Facets of a Diamond - Blog

“The Trauma of Diagnosis”

Many years ago, the Immigration Department required me to provide a routine chest X-ray. I went to the X-ray department at the prestigious hospital where I was employed and had the X-ray taken. The next day as I walked into my office, I saw the X-ray in an envelope on my desk. Pinned to the outside of it was the report – a very abnormal report, stating that I had gross dilation of the heart and aorta and other pathological changes. I looked at the top of the film to check that it bore my name and it did. Inside I went cold and dead. I sat down and looked at the report and thought, “My life is over. It may take me a year or two to die, but this report is a death sentence.”

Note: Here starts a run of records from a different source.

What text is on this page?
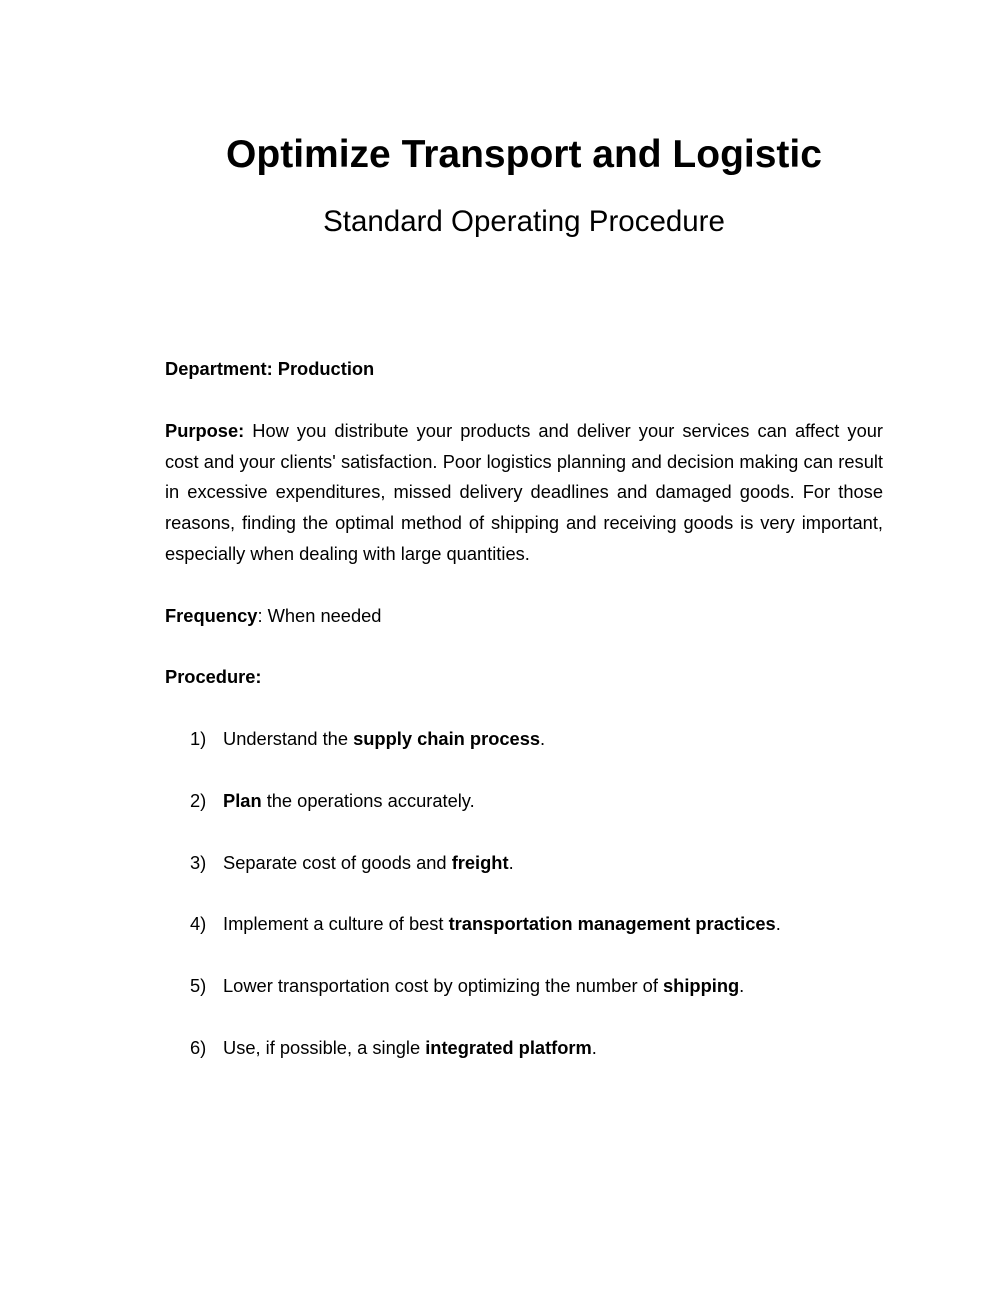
Optimize Transport and Logistic
Standard Operating Procedure

Department: Production

Purpose: How you distribute your products and deliver your services can affect your cost and your clients' satisfaction. Poor logistics planning and decision making can result in excessive expenditures, missed delivery deadlines and damaged goods. For those reasons, finding the optimal method of shipping and receiving goods is very important, especially when dealing with large quantities.

Frequency: When needed

Procedure:

1) Understand the supply chain process.
2) Plan the operations accurately.
3) Separate cost of goods and freight.
4) Implement a culture of best transportation management practices.
5) Lower transportation cost by optimizing the number of shipping.
6) Use, if possible, a single integrated platform.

Suddenly parts of my life flashed before me. In particular I thought about music and how much I loved it. And all the things I wanted to do, particularly in music, that now would never be done. It was the end of my work, the end of everything I knew. I thought back to the best parts of my life in Australia and realized they were all gone, that I would never see Australia again. Everything was over and done. I had a cold, terrible death‑like feeling gripping me inside. I felt that my life had been wasted – there were so many things left to do.

Then it occurred to me that perhaps the X-ray department had made a mistake – perhaps it was not my X-ray. So I called up the doctor in charge who had signed the report. He said to me, “Well, it is your X-ray and I’m sorry to tell you, but that’s what we see. That’s the condition.” The door was closed on all hope.

I had seen many of these X-rays myself and I had seen many specimens in this condition in the formaldehyde bottles in the pathology department. I knew what lay before me. My life was over. The sentence had been imposed, and there was nothing to do but wait for it to be carried out. I remembered that they say when you sentence a man to death, it is not the death that you sentence him to – it is the time before the execution when he knows with utter certainty how and when he will die.

And then the miracle occurred. The radiologist called back to say that when he re‑examined the film, he saw that the technician had made a mistake – that instead of taking the X-ray on full inspiration, it had been taken on full expiration. This incorrect technique would cause it to appear to be the type of abnormality it seemed I had. I raced over. Another X-ray was taken, and it was normal.

Now, whenever I see a patient, on whom a serious diagnosis has been made, I know what is going on in his heart, in his thymus. I had to suffer that only for a few hours. Some of them have lived with it for five or ten years. I can imagine just a little of the horror and the emptiness and deadness, of the low thymus activity, the coldness that he is feeling in his heart.

I now realize how doctors must be extremely careful never to cause such fear in their patients. There are ways of telling people such as to minimize this. And then once the patient has been told, everything must be done to re‑activate the thymus, to get him living again.